I built an AI prompt engineering platform with a self-correcting generation loop

What it actually does
Four core systems:

Prompt generation engine — takes user input, applies personality style, and returns a structured prompt optimized for AI image generation.
Character Lock — a 41-field character sheet system that ensures visual consistency across unlimited generations. Gender, age, ethnicity, facial features, hair, clothing, accessories — stored and injected into every prompt automatically.
Helios personality engine — 6 AI archetypes that blend different stylistic approaches to prompt output. Users pick a personality, the engine adjusts tone, structure, and emphasis accordingly.
Vertex AI RAG pipeline — instead of relying purely on the model's base knowledge, every generation request queries a Vertex AI Search data store (Discovery Engine) backed by 34 curated prompt engineering documents before the model runs. Outputs reference established prompt engineering principles rather than hallucinated style advice.
The RAG layer runs on Gemini 3.1 Pro. The data store lives on Google Cloud and gets queried on every /generate call.

The self-correcting generation loop
Added a critic=true parameter to /generate.
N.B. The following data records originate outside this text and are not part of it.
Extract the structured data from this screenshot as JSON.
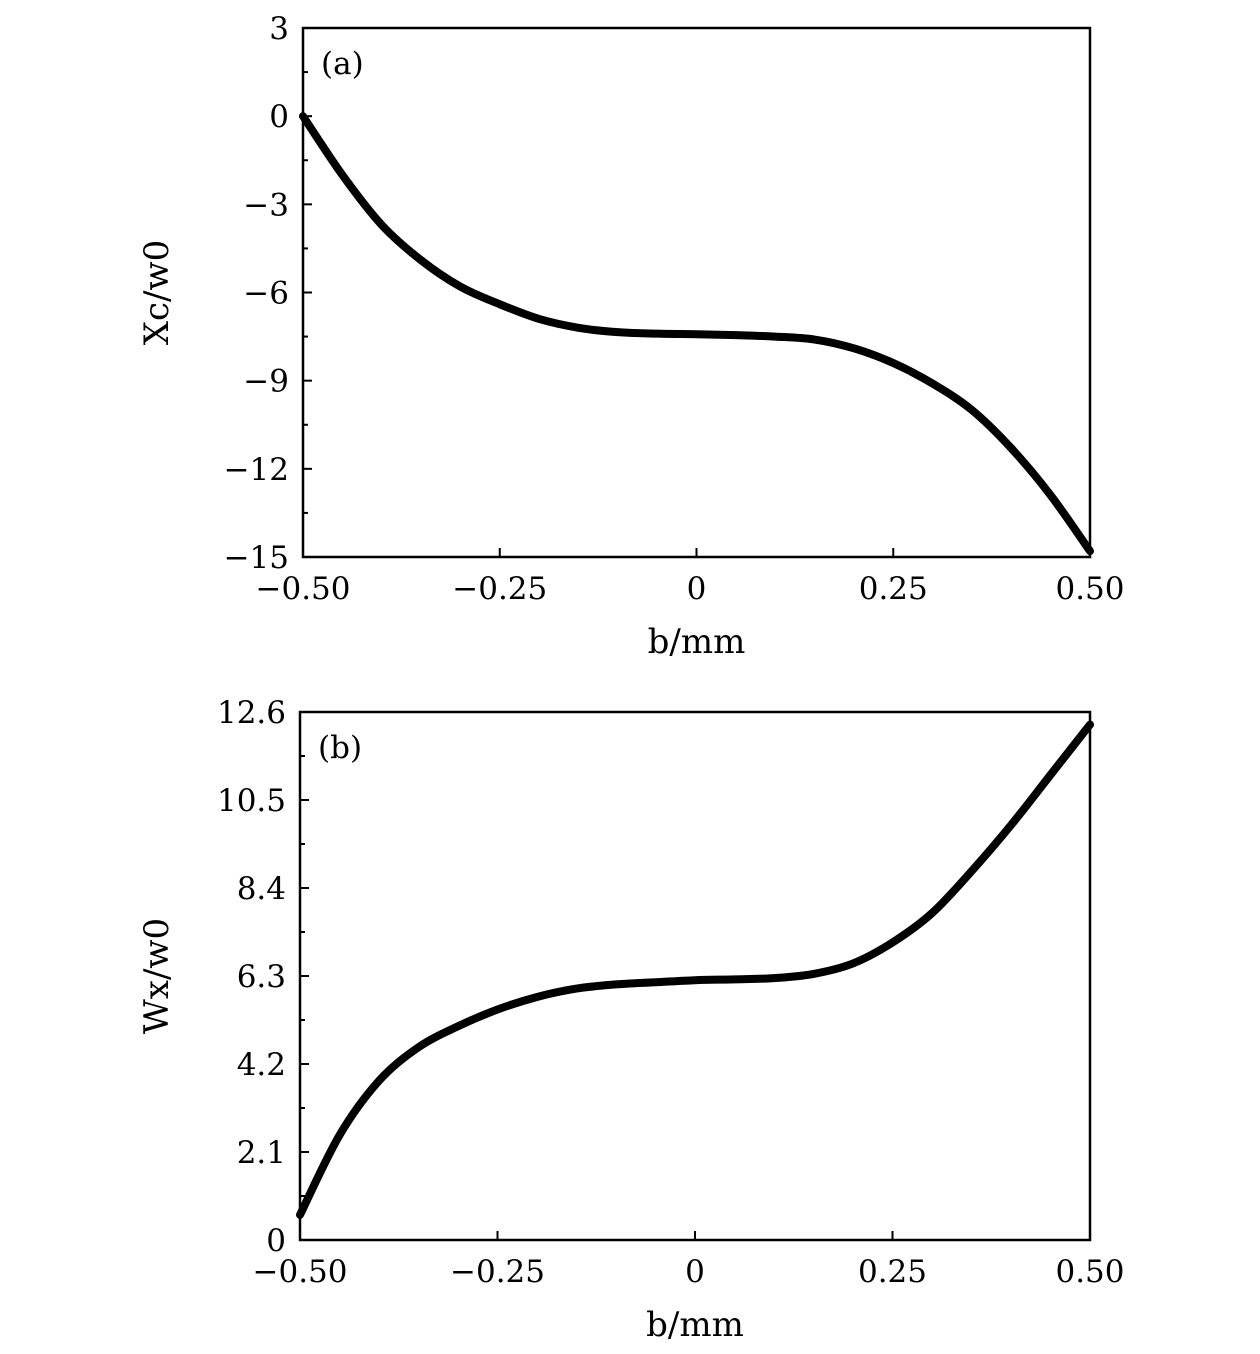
{
  "chart_data": [
    {
      "type": "line",
      "panel_label": "(a)",
      "xlabel": "b/mm",
      "ylabel": "Xc/w0",
      "xlim": [
        -0.5,
        0.5
      ],
      "ylim": [
        -15,
        3
      ],
      "xticks": [
        -0.5,
        -0.25,
        0,
        0.25,
        0.5
      ],
      "xtick_labels": [
        "−0.50",
        "−0.25",
        "0",
        "0.25",
        "0.50"
      ],
      "yticks": [
        3,
        0,
        -3,
        -6,
        -9,
        -12,
        -15
      ],
      "ytick_labels": [
        "3",
        "0",
        "−3",
        "−6",
        "−9",
        "−12",
        "−15"
      ],
      "grid": false,
      "line_color": "#000000",
      "x": [
        -0.5,
        -0.45,
        -0.4,
        -0.35,
        -0.3,
        -0.25,
        -0.2,
        -0.15,
        -0.1,
        -0.05,
        0,
        0.05,
        0.1,
        0.15,
        0.2,
        0.25,
        0.3,
        0.35,
        0.4,
        0.45,
        0.5
      ],
      "y": [
        0,
        -2.0,
        -3.7,
        -4.9,
        -5.8,
        -6.4,
        -6.9,
        -7.2,
        -7.35,
        -7.4,
        -7.42,
        -7.45,
        -7.5,
        -7.6,
        -7.9,
        -8.4,
        -9.1,
        -10.0,
        -11.3,
        -12.9,
        -14.8
      ]
    },
    {
      "type": "line",
      "panel_label": "(b)",
      "xlabel": "b/mm",
      "ylabel": "Wx/w0",
      "xlim": [
        -0.5,
        0.5
      ],
      "ylim": [
        0,
        12.6
      ],
      "xticks": [
        -0.5,
        -0.25,
        0,
        0.25,
        0.5
      ],
      "xtick_labels": [
        "−0.50",
        "−0.25",
        "0",
        "0.25",
        "0.50"
      ],
      "yticks": [
        12.6,
        10.5,
        8.4,
        6.3,
        4.2,
        2.1,
        0
      ],
      "ytick_labels": [
        "12.6",
        "10.5",
        "8.4",
        "6.3",
        "4.2",
        "2.1",
        "0"
      ],
      "grid": false,
      "line_color": "#000000",
      "x": [
        -0.5,
        -0.45,
        -0.4,
        -0.35,
        -0.3,
        -0.25,
        -0.2,
        -0.15,
        -0.1,
        -0.05,
        0,
        0.05,
        0.1,
        0.15,
        0.2,
        0.25,
        0.3,
        0.35,
        0.4,
        0.45,
        0.5
      ],
      "y": [
        0.6,
        2.5,
        3.8,
        4.6,
        5.1,
        5.5,
        5.8,
        6.0,
        6.1,
        6.15,
        6.2,
        6.22,
        6.25,
        6.35,
        6.6,
        7.1,
        7.8,
        8.8,
        9.9,
        11.1,
        12.3
      ]
    }
  ]
}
If the output scores below 80 on an internal quality rubric, the system silently regenerates — max 1 retry. The user never sees the failed attempt. Combined with RAG context, the first attempt is already better, and the retry almost always clears the threshold.

Stack
FastAPI, Next.js, PostgreSQL, SQLAlchemy, Zustand + TanStack Query. Vertex AI Search for RAG. Gemini 3.1 Pro as the generation model.

What the audit fixed today

Replaced python-jose (had CVE-2022-29217) with PyJWT
Stateless refresh tokens with 7-day expiry
SECRET_KEY mandatory in production — app won't boot without it
LimitUploadSizeMiddleware — blocks requests over 2MB before they hit memory
Prompt injection sanitization at Pydantic layer, user input isolated in XML tags
api_usage table auto-cleanup — 90-day retention
File lock on Alembic migrations for multi-worker safety
Extracted 40+ endpoints from monolithic main.py into 8 specialized routers

Before: 57 tests. After: 137 passing.

Testing approach
Cross-model QA — Claude wrote the code, Gemini generated the tests independently to avoid author bias. Gemini caught edge cases I wouldn't have written tests for myself.

Where it is now
Architecture is B2B-ready. Working on the monetization layer next.
Happy to answer questions about the RAG setup, the self-correction loop, or the Helios personality system.